Apple ayudó a Chica a dominar el mundo de los vehículos eléctricos sin darse cuenta
Apple nunca se propuso cambiar el panorama industrial global, pero terminó haciéndolo. A través de su decisión de fabricar productos como el iPhone en China, no solo buscó mano de obra barata, sino que, sin quererlo, sembró la base del poderío industrial del país asiático. La frase “Designed in California. Made in China” se convirtió en algo más que un lema: fue una realidad que transformó a millones de trabajadores chinos y al aparato productivo del país.
Según Patrick McGee, ex-corresponsal del Financial Times, Apple invirtió miles de millones de dólares en infraestructura, capacitación y procesos industriales en China. Entre 2016 y 2021, estas inversiones equivalieron a la mitad del valor total del Plan Marshall original cada año. Esta enorme inyección de capital y conocimiento convirtió a China en un gigante industrial capaz de desarrollar sus propias tecnologías, más allá de simplemente ensamblar productos extranjeros.
El impacto fue tan profundo que muchas de las habilidades adquiridas en las fábricas de Apple se trasladaron a otros sectores, como la industria automotriz. Hoy en día, China no solo es el mayor productor de coches eléctricos del mundo, sino que también exporta su tecnología y compite directamente con gigantes como Tesla. De hecho, empleados formados en las fábricas que producían iPhones han sido contratados por Tesla en Shanghái para aplicar ese conocimiento en la producción de vehículos eléctricos.

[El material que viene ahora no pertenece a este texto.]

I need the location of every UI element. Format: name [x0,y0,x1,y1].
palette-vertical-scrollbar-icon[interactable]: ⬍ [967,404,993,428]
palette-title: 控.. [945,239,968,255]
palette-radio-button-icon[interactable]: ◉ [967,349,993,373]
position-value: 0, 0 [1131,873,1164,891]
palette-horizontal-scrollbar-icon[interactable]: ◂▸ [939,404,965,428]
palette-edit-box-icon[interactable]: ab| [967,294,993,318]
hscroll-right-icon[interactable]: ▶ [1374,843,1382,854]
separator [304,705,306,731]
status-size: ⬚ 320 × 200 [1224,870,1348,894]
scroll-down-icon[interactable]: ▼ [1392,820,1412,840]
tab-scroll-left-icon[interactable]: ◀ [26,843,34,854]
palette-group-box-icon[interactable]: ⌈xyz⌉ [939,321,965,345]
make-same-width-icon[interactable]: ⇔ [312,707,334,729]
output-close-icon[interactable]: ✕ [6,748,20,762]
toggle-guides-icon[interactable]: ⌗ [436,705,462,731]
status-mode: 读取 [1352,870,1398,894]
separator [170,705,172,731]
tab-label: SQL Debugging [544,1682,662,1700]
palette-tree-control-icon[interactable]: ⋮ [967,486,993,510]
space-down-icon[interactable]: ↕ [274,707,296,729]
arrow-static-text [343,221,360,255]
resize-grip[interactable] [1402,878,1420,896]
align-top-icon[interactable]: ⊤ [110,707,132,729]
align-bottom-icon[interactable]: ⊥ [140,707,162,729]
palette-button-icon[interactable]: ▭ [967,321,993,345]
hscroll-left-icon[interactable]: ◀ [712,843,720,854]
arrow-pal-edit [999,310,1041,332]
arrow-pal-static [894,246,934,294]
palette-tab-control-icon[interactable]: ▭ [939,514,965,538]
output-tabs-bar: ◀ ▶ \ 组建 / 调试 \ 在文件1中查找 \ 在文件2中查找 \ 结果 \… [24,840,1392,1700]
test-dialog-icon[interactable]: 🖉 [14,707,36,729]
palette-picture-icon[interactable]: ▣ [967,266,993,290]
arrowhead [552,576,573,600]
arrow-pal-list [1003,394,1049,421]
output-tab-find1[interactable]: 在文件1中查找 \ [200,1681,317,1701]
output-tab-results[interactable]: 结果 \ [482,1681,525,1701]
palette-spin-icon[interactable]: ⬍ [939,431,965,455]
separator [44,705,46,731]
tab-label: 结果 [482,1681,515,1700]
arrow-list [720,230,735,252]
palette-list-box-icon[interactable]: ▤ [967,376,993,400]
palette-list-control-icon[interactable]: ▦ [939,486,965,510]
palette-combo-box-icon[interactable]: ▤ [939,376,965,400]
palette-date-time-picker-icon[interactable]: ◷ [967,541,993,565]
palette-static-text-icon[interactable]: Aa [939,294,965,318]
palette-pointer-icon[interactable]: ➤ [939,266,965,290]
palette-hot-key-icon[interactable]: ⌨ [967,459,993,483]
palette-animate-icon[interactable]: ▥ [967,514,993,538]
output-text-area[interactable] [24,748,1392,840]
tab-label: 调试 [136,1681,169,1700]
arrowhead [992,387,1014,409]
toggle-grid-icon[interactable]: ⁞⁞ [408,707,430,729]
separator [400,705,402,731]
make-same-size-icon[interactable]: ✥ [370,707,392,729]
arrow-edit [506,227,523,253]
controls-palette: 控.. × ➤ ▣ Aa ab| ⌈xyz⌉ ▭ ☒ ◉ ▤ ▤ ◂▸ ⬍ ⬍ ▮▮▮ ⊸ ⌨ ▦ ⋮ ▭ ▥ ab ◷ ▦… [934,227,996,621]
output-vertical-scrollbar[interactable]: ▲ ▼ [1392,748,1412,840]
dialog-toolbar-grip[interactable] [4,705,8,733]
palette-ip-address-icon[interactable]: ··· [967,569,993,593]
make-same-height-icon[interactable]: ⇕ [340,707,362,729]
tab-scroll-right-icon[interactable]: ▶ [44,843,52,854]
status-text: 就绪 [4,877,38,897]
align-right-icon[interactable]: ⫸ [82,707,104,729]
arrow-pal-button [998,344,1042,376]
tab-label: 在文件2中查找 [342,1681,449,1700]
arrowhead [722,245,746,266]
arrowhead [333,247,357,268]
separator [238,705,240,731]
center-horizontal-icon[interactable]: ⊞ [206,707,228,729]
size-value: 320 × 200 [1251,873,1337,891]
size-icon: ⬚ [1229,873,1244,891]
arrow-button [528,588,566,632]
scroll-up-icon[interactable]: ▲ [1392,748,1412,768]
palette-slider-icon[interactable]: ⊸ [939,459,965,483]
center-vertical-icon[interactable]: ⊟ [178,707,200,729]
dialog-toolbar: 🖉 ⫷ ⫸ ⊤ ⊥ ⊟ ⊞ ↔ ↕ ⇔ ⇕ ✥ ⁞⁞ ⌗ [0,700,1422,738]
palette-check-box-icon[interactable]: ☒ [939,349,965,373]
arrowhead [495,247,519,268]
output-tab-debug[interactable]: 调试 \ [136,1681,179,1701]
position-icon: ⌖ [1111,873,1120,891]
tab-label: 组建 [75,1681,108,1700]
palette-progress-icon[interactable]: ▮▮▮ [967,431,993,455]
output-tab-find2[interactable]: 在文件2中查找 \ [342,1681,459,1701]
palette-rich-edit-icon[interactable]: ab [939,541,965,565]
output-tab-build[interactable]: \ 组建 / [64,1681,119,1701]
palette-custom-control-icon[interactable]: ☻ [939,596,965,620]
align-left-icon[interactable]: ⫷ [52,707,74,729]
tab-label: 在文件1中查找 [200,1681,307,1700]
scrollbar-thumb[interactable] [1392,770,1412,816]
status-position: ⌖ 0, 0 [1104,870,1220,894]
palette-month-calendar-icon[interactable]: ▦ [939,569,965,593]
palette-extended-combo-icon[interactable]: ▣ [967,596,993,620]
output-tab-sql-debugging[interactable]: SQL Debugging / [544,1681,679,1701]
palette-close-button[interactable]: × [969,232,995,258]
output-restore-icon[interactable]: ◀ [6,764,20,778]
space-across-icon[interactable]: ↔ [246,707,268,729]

Así, lo que comenzó como una estrategia de reducción de costos por parte de Apple terminó siendo un catalizador del dominio industrial chino. El país aprovechó la oportunidad no solo para aprender, sino para reinventarse y liderar nuevas industrias clave para el futuro. Una historia que, aunque suene increíble, refleja cómo una decisión empresarial puede cambiar el rumbo de la economía global.